Control-Booth Barrier

• Protects the radiographer from secondary radiation such as leakage and scatter
• Found in x-ray rooms housing permanent or nonportable radiographic equipment
• Must extend 2.1 m upward from the floor and be permanently secured
• Diagnostic x-rays should scatter at least two times before reaching any area behind this barrier
• Include a lead glass window, typically with 1.5 mm (1/16-inch) lead equivalent

Clear Lead-Acrylic Secondary Protective Barrier

• Composed of clear lead-acrylic material containing approximately 30% lead by weight
• Allows a panoramic view, aiding diagnostic imaging personnel in observing the patient more completely

Modular X-Ray Barriers

• Shatter resistant
• Can extend 2.1 m (7 feet) upward from the floor for adequate protection
• Comes in lead equivalencies from 0.3 to 2 mm

Accessory Protective Devices and Lead Thickness

• Aprons have a lead thickness of:
  • Minimum: 0.25 mm
  • Recommended: 0.5 mm
  • Fluoroscopy: 0.5 mm
• Thyroid shields have a lead thickness of 0.5 mm
• Protective eyeglasses have a lead thickness of 0.35 mm
• Gloves have a lead thickness of 0.25 mm

Diagnostic X-Ray Suite Protection Design Considerations

• Factors must be considered in the design of x-ray suites to ensure radiation protection
• Workload (W) refers to the radiation output-weighted time the unit delivers radiation during the week.
• Inverse Square Law refers to the intensity of an x-ray beam lessening as the distance from its source increases.
• Use factor (U), aka beam direction factor, the proportion of beam-on time that the x-ray beam is directed at a primary barrier during the week
• Occupancy factor (T) involves how many people should be occupying the space or room behind the barrier.
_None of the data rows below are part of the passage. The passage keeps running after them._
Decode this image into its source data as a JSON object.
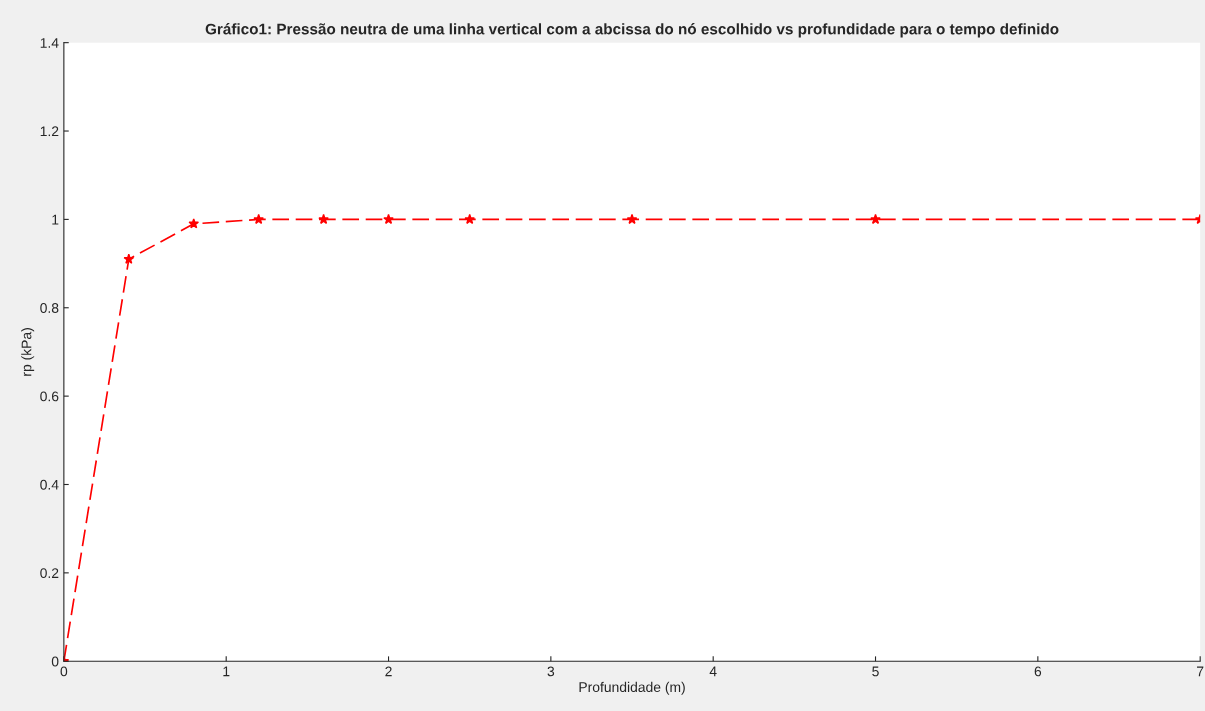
{
  "chart_data": {
    "type": "line",
    "title": "Gráfico1: Pressão neutra de uma linha vertical com a abcissa do nó escolhido vs profundidade para o tempo definido",
    "xlabel": "Profundidade (m)",
    "ylabel": "rp (kPa)",
    "x": [
      0,
      0.4,
      0.8,
      1.2,
      1.6,
      2,
      2.5,
      3.5,
      5,
      7
    ],
    "series": [
      {
        "color": "#ff0000",
        "values": [
          0,
          0.91,
          0.99,
          1,
          1,
          1,
          1,
          1,
          1,
          1
        ]
      }
    ],
    "xlim": [
      0,
      7
    ],
    "ylim": [
      0,
      1.4
    ],
    "xticks": [
      0,
      1,
      2,
      3,
      4,
      5,
      6,
      7
    ],
    "yticks": [
      0,
      0.2,
      0.4,
      0.6,
      0.8,
      1,
      1.2,
      1.4
    ],
    "grid": false,
    "legend": false,
    "marker": "star",
    "line_style": "dashed"
  }
}
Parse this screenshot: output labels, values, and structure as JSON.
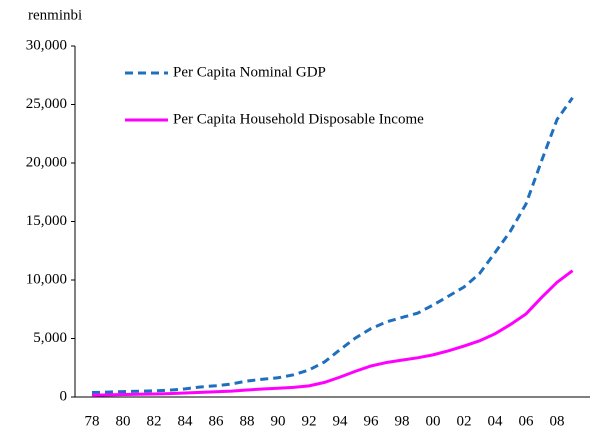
{
  "chart_data": {
    "type": "line",
    "y_axis_label": "renminbi",
    "categories": [
      "78",
      null,
      "80",
      null,
      "82",
      null,
      "84",
      null,
      "86",
      null,
      "88",
      null,
      "90",
      null,
      "92",
      null,
      "94",
      null,
      "96",
      null,
      "98",
      null,
      "00",
      null,
      "02",
      null,
      "04",
      null,
      "06",
      null,
      "08",
      null
    ],
    "series": [
      {
        "name": "Per Capita Nominal GDP",
        "color": "#1f6fbf",
        "style": "dashed",
        "values": [
          381,
          419,
          463,
          492,
          528,
          583,
          695,
          858,
          963,
          1112,
          1366,
          1519,
          1644,
          1893,
          2311,
          2998,
          4044,
          5046,
          5846,
          6420,
          6796,
          7159,
          7858,
          8622,
          9398,
          10542,
          12336,
          14185,
          16500,
          20169,
          23708,
          25575
        ]
      },
      {
        "name": "Per Capita Household Disposable Income",
        "color": "#ff00ff",
        "style": "solid",
        "values": [
          150,
          180,
          210,
          230,
          260,
          290,
          340,
          400,
          450,
          500,
          600,
          680,
          750,
          820,
          950,
          1250,
          1700,
          2200,
          2650,
          2950,
          3150,
          3350,
          3600,
          3950,
          4350,
          4800,
          5400,
          6200,
          7100,
          8500,
          9800,
          10800
        ]
      }
    ],
    "ylim": [
      0,
      30000
    ],
    "yticks": [
      0,
      {
        "value": 5000,
        "label": "5,000"
      },
      {
        "value": 10000,
        "label": "10,000"
      },
      {
        "value": 15000,
        "label": "15,000"
      },
      {
        "value": 20000,
        "label": "20,000"
      },
      {
        "value": 25000,
        "label": "25,000"
      },
      {
        "value": 30000,
        "label": "30,000"
      }
    ],
    "grid": false
  }
}
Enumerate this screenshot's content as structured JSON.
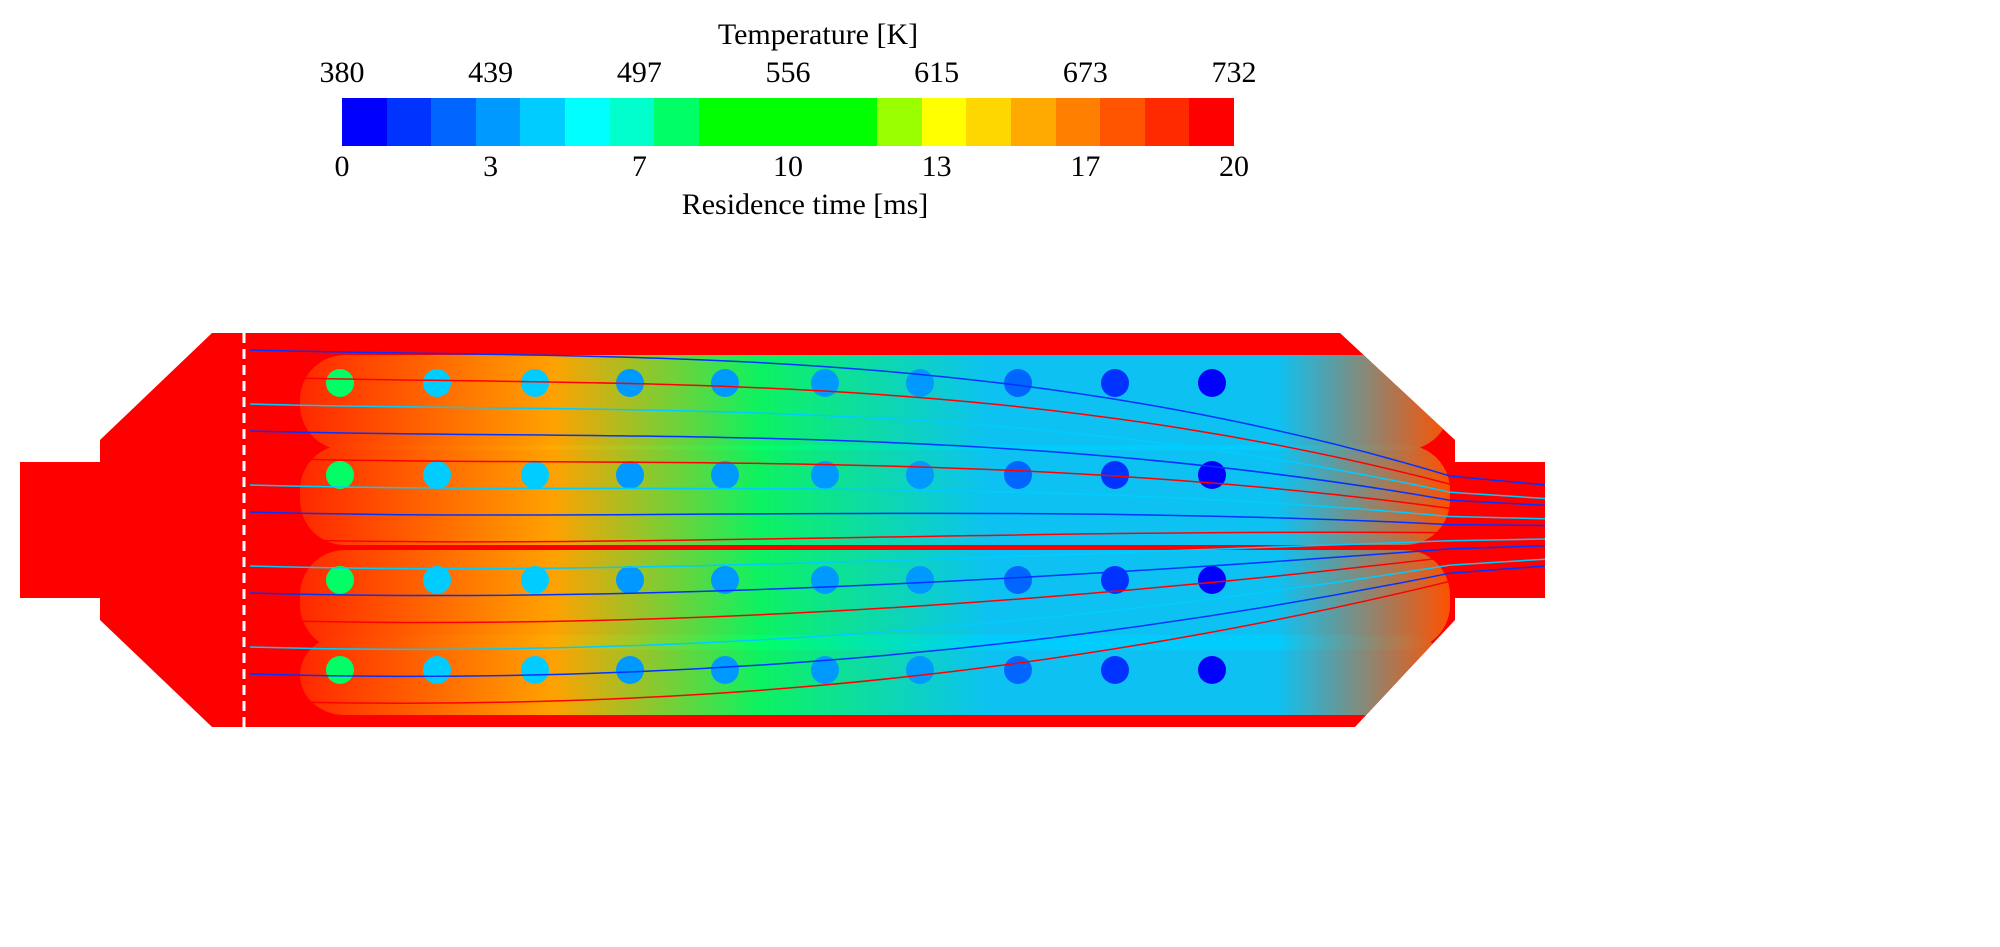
{
  "legend": {
    "top_title": "Temperature [K]",
    "top_ticks": [
      "380",
      "439",
      "497",
      "556",
      "615",
      "673",
      "732"
    ],
    "bottom_ticks": [
      "0",
      "3",
      "7",
      "10",
      "13",
      "17",
      "20"
    ],
    "bottom_title": "Residence time [ms]",
    "colors": [
      "#0000ff",
      "#0033ff",
      "#0066ff",
      "#0099ff",
      "#00ccff",
      "#00ffff",
      "#00ffcc",
      "#00ff66",
      "#00ff00",
      "#00ff00",
      "#00ff00",
      "#00ff00",
      "#99ff00",
      "#ffff00",
      "#ffd700",
      "#ffaa00",
      "#ff8000",
      "#ff5500",
      "#ff2a00",
      "#ff0000"
    ]
  }
}
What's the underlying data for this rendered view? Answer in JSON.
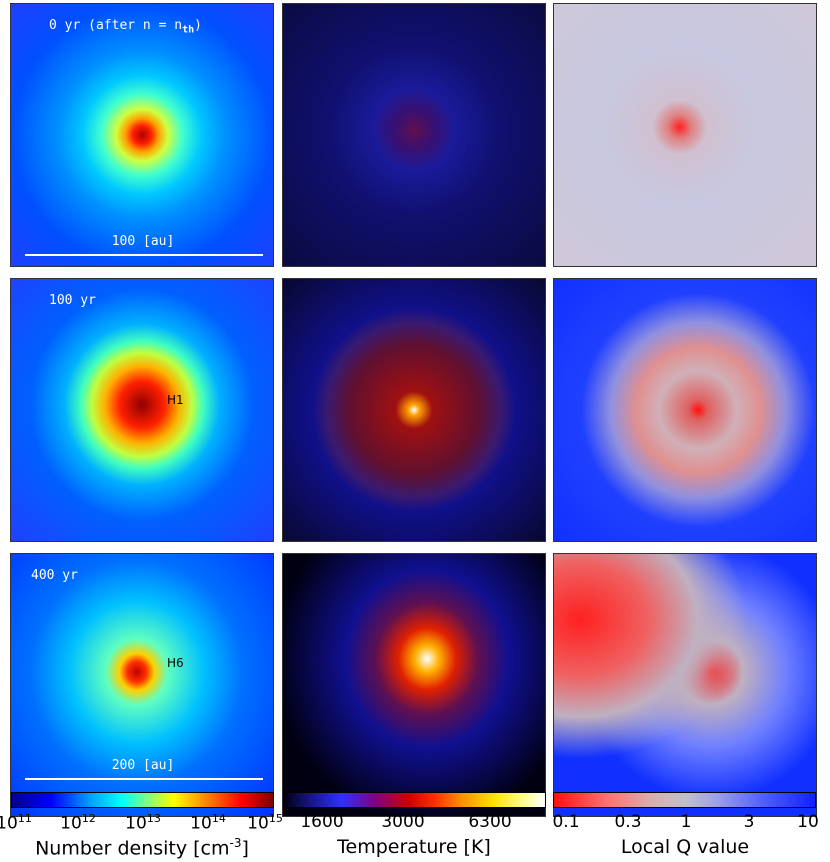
{
  "panels": [
    {
      "label": "0 yr (after n = n",
      "label_subscript": "th",
      "label_end": ")",
      "scale_bar": "100 [au]"
    },
    {
      "label": "100 yr",
      "marker": "H1"
    },
    {
      "label": "400 yr",
      "marker": "H6",
      "scale_bar": "200 [au]"
    }
  ],
  "colorbars": [
    {
      "title": "Number density [cm",
      "title_superscript": "-3",
      "title_end": "]",
      "ticks": [
        {
          "base": "10",
          "exponent": "11"
        },
        {
          "base": "10",
          "exponent": "12"
        },
        {
          "base": "10",
          "exponent": "13"
        },
        {
          "base": "10",
          "exponent": "14"
        },
        {
          "base": "10",
          "exponent": "15"
        }
      ]
    },
    {
      "title": "Temperature [K]",
      "ticks": [
        "1600",
        "3000",
        "6300"
      ]
    },
    {
      "title": "Local Q value",
      "ticks": [
        "0.1",
        "0.3",
        "1",
        "3",
        "10"
      ]
    }
  ]
}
Controlled and Uncontrolled Areas

• Controlled area is used only by occupationally exposed personnel, next to an x-ray room wall
• The weekly maximum permitted equivalent dose (MPED) is 1000 µSv or 1 mSv
• An uncontrolled area is open to the general public, like a hallway or corridor
• The weekly maximum permitted equivalent dose (MPED) is 20 µSv.

Radiation Caution Signs

• Radiation caution signs are essential for safety in radiology departments
• Include a beam-on indicator sign and general postings.